En 1967, il enregistre Toulouse, immortel hymne à sa ville. Il adapte en français de grands succès américains du jazz : Blue Rondo à la Turk de Dave Brubeck devient A bout de souffle, Saint Thomas de Sonny Rollins devient A tes Seins, Work Song de Nat Adderley devient Sing Sing Song, Beauty and the Beast de Wayne Shorter devient Comme une Piaf... Il explore aussi le Brésil : en 1964, Berimbau de Baden Powell devient Bidonville, en 1978, O que sera de Chico Buarque devient Tu verras.
Il remplit l’Olympia et Bobino avec régularité, ses tournées sont prospères... Autour de lui se pressent les meilleurs musiciens français de jazz : Maurice Vander, Eddy Louiss, Richard Galliano, Aldo Romano, Pierre Michelot, Bernard Lubat... Pourtant, à la fin des années 1980, sa maison de disques, Barclay, estime ses résultats insuffisants et il est remercié. Nougaro s’embarque pour New York et enregistre, à ses frais, un album très funk, très rock. Nougayork va être le plus gros succès commercial de sa carrière et lui permet de conquérir un jeune public qui s’enthousiasme pour ce chanteur bientôt sexagénaire à l’énergie phénoménale. A la clé, les Victoires de la musique du "meilleur artiste" et du "meilleur album" pour l'année 1988, et des concerts triomphants au Zénith de Paris.

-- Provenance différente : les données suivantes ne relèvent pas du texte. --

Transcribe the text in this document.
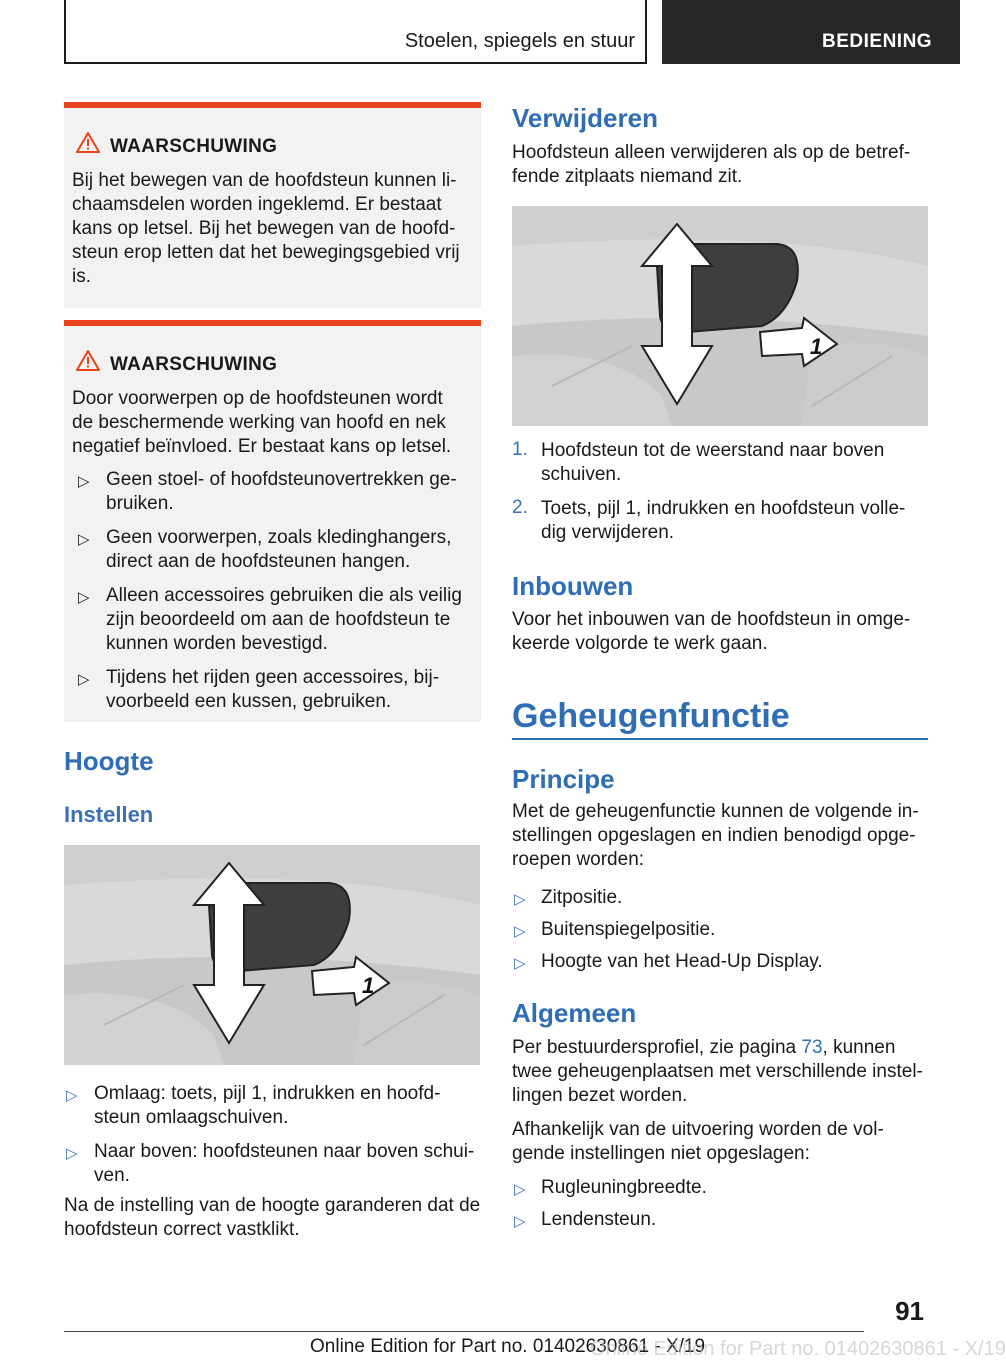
Stoelen, spiegels en stuur	BEDIENING
WAARSCHUWING
Bij het bewegen van de hoofdsteun kunnen li-
chaamsdelen worden ingeklemd. Er bestaat
kans op letsel. Bij het bewegen van de hoofd-
steun erop letten dat het bewegingsgebied vrij
is.
WAARSCHUWING
Door voorwerpen op de hoofdsteunen wordt
de beschermende werking van hoofd en nek
negatief beïnvloed. Er bestaat kans op letsel.
▷ Geen stoel- of hoofdsteunovertrekken ge-
bruiken.
▷ Geen voorwerpen, zoals kledinghangers,
direct aan de hoofdsteunen hangen.
▷ Alleen accessoires gebruiken die als veilig
zijn beoordeeld om aan de hoofdsteun te
kunnen worden bevestigd.
▷ Tijdens het rijden geen accessoires, bij-
voorbeeld een kussen, gebruiken.
Hoogte
Instellen
1
▷ Omlaag: toets, pijl 1, indrukken en hoofd-
steun omlaagschuiven.
▷ Naar boven: hoofdsteunen naar boven schui-
ven.
Na de instelling van de hoogte garanderen dat de
hoofdsteun correct vastklikt.
Verwijderen
Hoofdsteun alleen verwijderen als op de betref-
fende zitplaats niemand zit.
1
1. Hoofdsteun tot de weerstand naar boven
schuiven.
2. Toets, pijl 1, indrukken en hoofdsteun volle-
dig verwijderen.
Inbouwen
Voor het inbouwen van de hoofdsteun in omge-
keerde volgorde te werk gaan.
Geheugenfunctie
Principe
Met de geheugenfunctie kunnen de volgende in-
stellingen opgeslagen en indien benodigd opge-
roepen worden:
▷ Zitpositie.
▷ Buitenspiegelpositie.
▷ Hoogte van het Head-Up Display.
Algemeen
Per bestuurdersprofiel, zie pagina 73, kunnen
twee geheugenplaatsen met verschillende instel-
lingen bezet worden.
Afhankelijk van de uitvoering worden de vol-
gende instellingen niet opgeslagen:
▷ Rugleuningbreedte.
▷ Lendensteun.
91
Online Edition for Part no. 01402630861 - X/19
Online Edition for Part no. 01402630861 - X/19
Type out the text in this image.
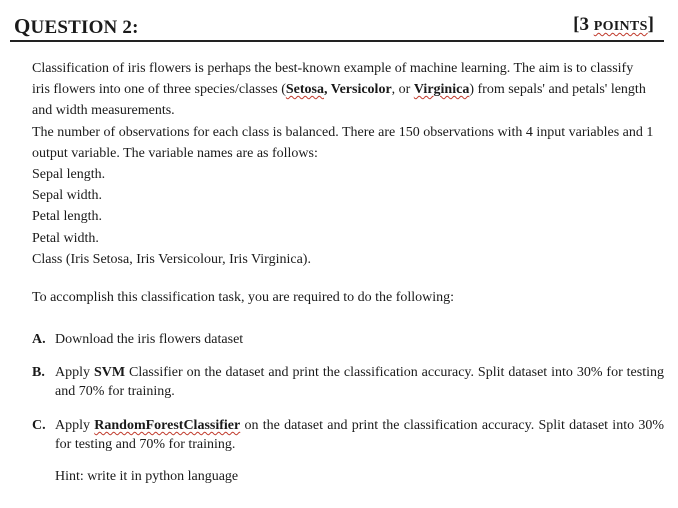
QUESTION 2:	[3 POINTS]

Classification of iris flowers is perhaps the best-known example of machine learning. The aim is to classify iris flowers into one of three species/classes (Setosa, Versicolor, or Virginica) from sepals' and petals' length and width measurements.

The number of observations for each class is balanced. There are 150 observations with 4 input variables and 1 output variable. The variable names are as follows:

Sepal length.
Sepal width.
Petal length.
Petal width.
Class (Iris Setosa, Iris Versicolour, Iris Virginica).
To accomplish this classification task, you are required to do the following:
A. Download the iris flowers dataset
B. Apply SVM Classifier on the dataset and print the classification accuracy. Split dataset into 30% for testing and 70% for training.
C. Apply RandomForestClassifier on the dataset and print the classification accuracy. Split dataset into 30% for testing and 70% for training.
Hint: write it in python language
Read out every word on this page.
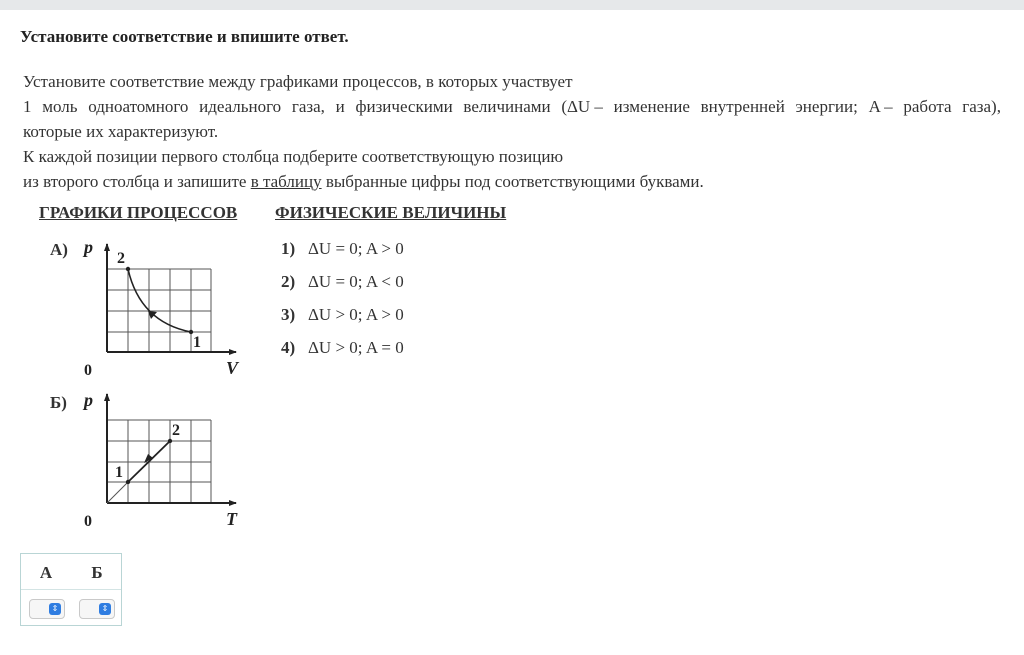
Установите соответствие и впишите ответ.
Установите соответствие между графиками процессов, в которых участвует
1 моль одноатомного идеального газа, и физическими величинами (ΔU – изменение внутренней энергии; A – работа газа),
которые их характеризуют.
К каждой позиции первого столбца подберите соответствующую позицию
из второго столбца и запишите в таблицу выбранные цифры под соответствующими буквами.
ГРАФИКИ ПРОЦЕССОВ ФИЗИЧЕСКИЕ ВЕЛИЧИНЫ
А) p
0	V
2
1
Б) p
0	T
1
2
1) ΔU = 0; A > 0
2) ΔU = 0; A < 0
3) ΔU > 0; A > 0
4) ΔU > 0; A = 0
А	Б
⇕	⇕
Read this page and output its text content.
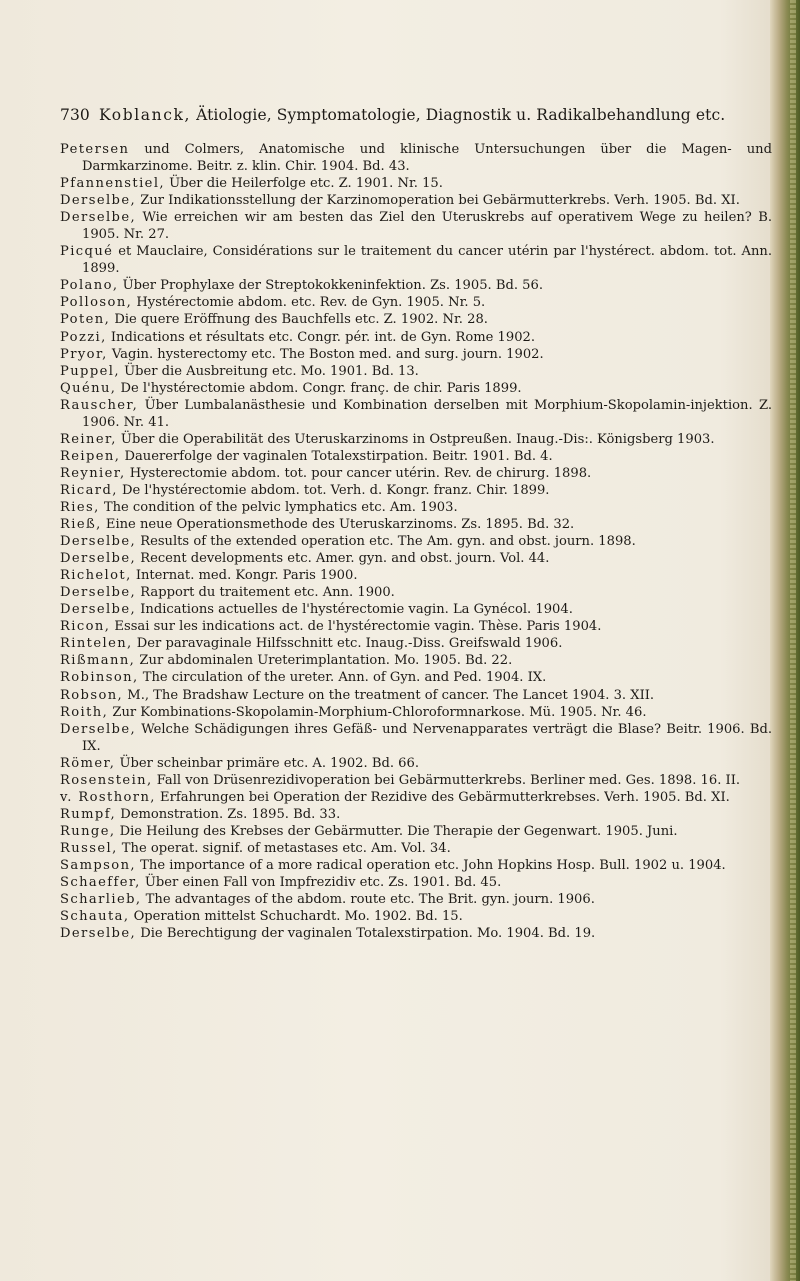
730 Koblanck, Ätiologie, Symptomatologie, Diagnostik u. Radikalbehandlung etc.
Petersen und Colmers, Anatomische und klinische Untersuchungen über die Magen- und Darmkarzinome. Beitr. z. klin. Chir. 1904. Bd. 43.
Pfannenstiel, Über die Heilerfolge etc. Z. 1901. Nr. 15.
Derselbe, Zur Indikationsstellung der Karzinomoperation bei Gebärmutterkrebs. Verh. 1905. Bd. XI.
Derselbe, Wie erreichen wir am besten das Ziel den Uteruskrebs auf operativem Wege zu heilen? B. 1905. Nr. 27.
Picqué et Mauclaire, Considérations sur le traitement du cancer utérin par l'hystérect. abdom. tot. Ann. 1899.
Polano, Über Prophylaxe der Streptokokkeninfektion. Zs. 1905. Bd. 56.
Polloson, Hystérectomie abdom. etc. Rev. de Gyn. 1905. Nr. 5.
Poten, Die quere Eröffnung des Bauchfells etc. Z. 1902. Nr. 28.
Pozzi, Indications et résultats etc. Congr. pér. int. de Gyn. Rome 1902.
Pryor, Vagin. hysterectomy etc. The Boston med. and surg. journ. 1902.
Puppel, Über die Ausbreitung etc. Mo. 1901. Bd. 13.
Quénu, De l'hystérectomie abdom. Congr. franç. de chir. Paris 1899.
Rauscher, Über Lumbalanästhesie und Kombination derselben mit Morphium-Skopolamin-injektion. Z. 1906. Nr. 41.
Reiner, Über die Operabilität des Uteruskarzinoms in Ostpreußen. Inaug.-Dis:. Königsberg 1903.
Reipen, Dauererfolge der vaginalen Totalexstirpation. Beitr. 1901. Bd. 4.
Reynier, Hysterectomie abdom. tot. pour cancer utérin. Rev. de chirurg. 1898.
Ricard, De l'hystérectomie abdom. tot. Verh. d. Kongr. franz. Chir. 1899.
Ries, The condition of the pelvic lymphatics etc. Am. 1903.
Rieß, Eine neue Operationsmethode des Uteruskarzinoms. Zs. 1895. Bd. 32.
Derselbe, Results of the extended operation etc. The Am. gyn. and obst. journ. 1898.
Derselbe, Recent developments etc. Amer. gyn. and obst. journ. Vol. 44.
Richelot, Internat. med. Kongr. Paris 1900.
Derselbe, Rapport du traitement etc. Ann. 1900.
Derselbe, Indications actuelles de l'hystérectomie vagin. La Gynécol. 1904.
Ricon, Essai sur les indications act. de l'hystérectomie vagin. Thèse. Paris 1904.
Rintelen, Der paravaginale Hilfsschnitt etc. Inaug.-Diss. Greifswald 1906.
Rißmann, Zur abdominalen Ureterimplantation. Mo. 1905. Bd. 22.
Robinson, The circulation of the ureter. Ann. of Gyn. and Ped. 1904. IX.
Robson, M., The Bradshaw Lecture on the treatment of cancer. The Lancet 1904. 3. XII.
Roith, Zur Kombinations-Skopolamin-Morphium-Chloroformnarkose. Mü. 1905. Nr. 46.
Derselbe, Welche Schädigungen ihres Gefäß- und Nervenapparates verträgt die Blase? Beitr. 1906. Bd. IX.
Römer, Über scheinbar primäre etc. A. 1902. Bd. 66.
Rosenstein, Fall von Drüsenrezidivoperation bei Gebärmutterkrebs. Berliner med. Ges. 1898. 16. II.
v. Rosthorn, Erfahrungen bei Operation der Rezidive des Gebärmutterkrebses. Verh. 1905. Bd. XI.
Rumpf, Demonstration. Zs. 1895. Bd. 33.
Runge, Die Heilung des Krebses der Gebärmutter. Die Therapie der Gegenwart. 1905. Juni.
Russel, The operat. signif. of metastases etc. Am. Vol. 34.
Sampson, The importance of a more radical operation etc. John Hopkins Hosp. Bull. 1902 u. 1904.
Schaeffer, Über einen Fall von Impfrezidiv etc. Zs. 1901. Bd. 45.
Scharlieb, The advantages of the abdom. route etc. The Brit. gyn. journ. 1906.
Schauta, Operation mittelst Schuchardt. Mo. 1902. Bd. 15.
Derselbe, Die Berechtigung der vaginalen Totalexstirpation. Mo. 1904. Bd. 19.
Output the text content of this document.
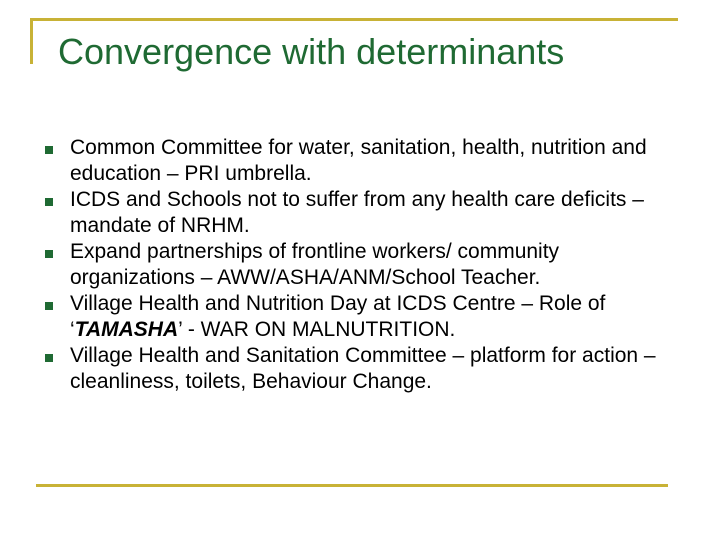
Convergence with determinants
Common Committee for water, sanitation, health, nutrition and education – PRI umbrella.
ICDS and Schools not to suffer from any health care deficits – mandate of NRHM.
Expand partnerships of frontline workers/ community organizations – AWW/ASHA/ANM/School Teacher.
Village Health and Nutrition Day at ICDS Centre – Role of ‘TAMASHA’ - WAR ON MALNUTRITION.
Village Health and Sanitation Committee – platform for action – cleanliness, toilets, Behaviour Change.
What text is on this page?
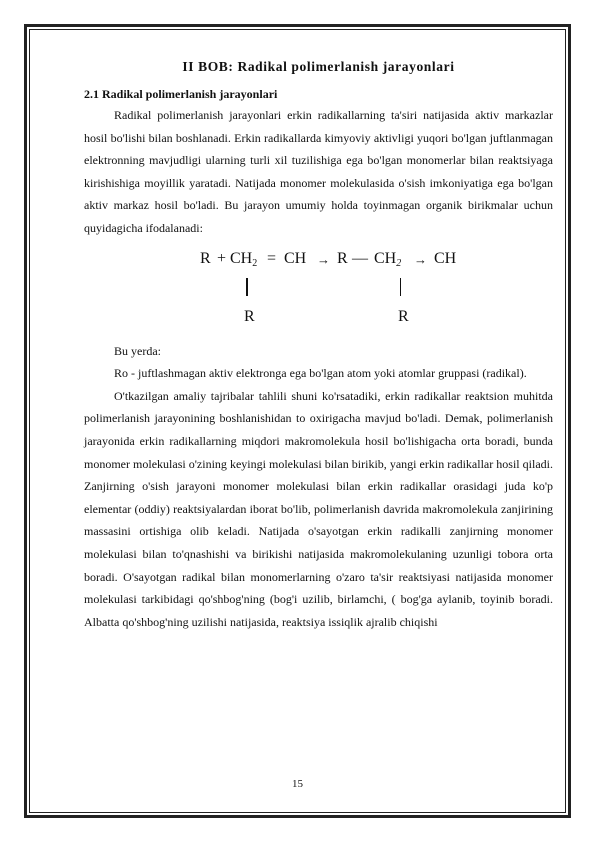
II BOB: Radikal polimerlanish jarayonlari
2.1 Radikal polimerlanish jarayonlari

Radikal polimerlanish jarayonlari erkin radikallarning ta'siri natijasida aktiv markazlar hosil bo'lishi bilan boshlanadi. Erkin radikallarda kimyoviy aktivligi yuqori bo'lgan juftlanmagan elektronning mavjudligi ularning turli xil tuzilishiga ega bo'lgan monomerlar bilan reaktsiyaga kirishishiga moyillik yaratadi. Natijada monomer molekulasida o'sish imkoniyatiga ega bo'lgan aktiv markaz hosil bo'ladi. Bu jarayon umumiy holda toyinmagan organik birikmalar uchun quyidagicha ifodalanadi:

R + CH2 = CH → R — CH2 → CH
R	R

Bu yerda:

Ro - juftlashmagan aktiv elektronga ega bo'lgan atom yoki atomlar gruppasi (radikal).

O'tkazilgan amaliy tajribalar tahlili shuni ko'rsatadiki, erkin radikallar reaktsion muhitda polimerlanish jarayonining boshlanishidan to oxirigacha mavjud bo'ladi. Demak, polimerlanish jarayonida erkin radikallarning miqdori makromolekula hosil bo'lishigacha orta boradi, bunda monomer molekulasi o'zining keyingi molekulasi bilan birikib, yangi erkin radikallar hosil qiladi. Zanjirning o'sish jarayoni monomer molekulasi bilan erkin radikallar orasidagi juda ko'p elementar (oddiy) reaktsiyalardan iborat bo'lib, polimerlanish davrida makromolekula zanjirining massasini ortishiga olib keladi. Natijada o'sayotgan erkin radikalli zanjirning monomer molekulasi bilan to'qnashishi va birikishi natijasida makromolekulaning uzunligi tobora orta boradi. O'sayotgan radikal bilan monomerlarning o'zaro ta'sir reaktsiyasi natijasida monomer molekulasi tarkibidagi qo'shbog'ning (bog'i uzilib, birlamchi, ( bog'ga aylanib, toyinib boradi. Albatta qo'shbog'ning uzilishi natijasida, reaktsiya issiqlik ajralib chiqishi

15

Puis Nougaro revient à ses premières amours, en duo avec Maurice Vander : la tournée et le disque Une voix dix doigts, d’une simplicité idéale, le hissent à un niveau de reconnaissance qui le classent parmi les plus grands. Respecté de ses pairs et aimé par la France entière, il enchaîne les albums sans jamais ralentir le rythme – groupe électrique, big band de jazz, petite formation acoustique… En 2002, option radicale : il présente aux Bouffes du Nord le spectacle Les Fables de ma fontaine, pendant lequel il dit, seul en scène, une vingtaine de ses textes de chansons. Il devait revenir avec un album sur le prestigieux label de jazz Blue Note. La Note bleue paraitra à titre posthume : le 4 mars 2004, il succombe au cancer.
La langue défiée
A sa mort, la France toute entière est émue : elle perd un poète, mais aussi une manière singulière de faire entendre l’accent occitan et de le marier à la musique qui fut la matrice de toutes les révolutions dans les musiques populaires au cours de la seconde moitié du XXe siècle. En chantant, Georges Brassens était très discrètement Sétois ; Jacques Brel se moquait joyeusement de l’accent bruxellois... Avec Nougaro, il y a plus qu’un aveu : son accent devient une part centrale des chansons. La syncope jazz ou le roulement de hanches brésilien ne prennent vie, chez Nougaro, que fécondés par son accent de Toulouse.
Cinq ans après sa disparition, on mesure l’ampleur de son héritage autant que la béance de la place qu’il laisse inoccupée. C’est peu dire que personne dans la chanson ne pose de défis aussi audacieux que les siens à la langue française. Ou plutôt si, mais ailleurs que dans la chanson. Le triomphe de la révolution rap d’Abd Al Malik, qui a cumulé trois Victoires de la musique avec ses albums Gibraltar et Dante (dans lequel il donne sa propre version de Paris mai), la gloire de Grand Corps Malade et la porte ouverte à ses cadets du slam (comme la jeune Luciole), la manière unique dont Camille malaxe les langues française et anglaise… Tout cela est plus ou moins explicitement héritier de Nougaro, ou tout au moins n’aurait pu vivre sans la preuve qu’il a définitivement apportée que le français swingue. Pour peu qu’on le veuille.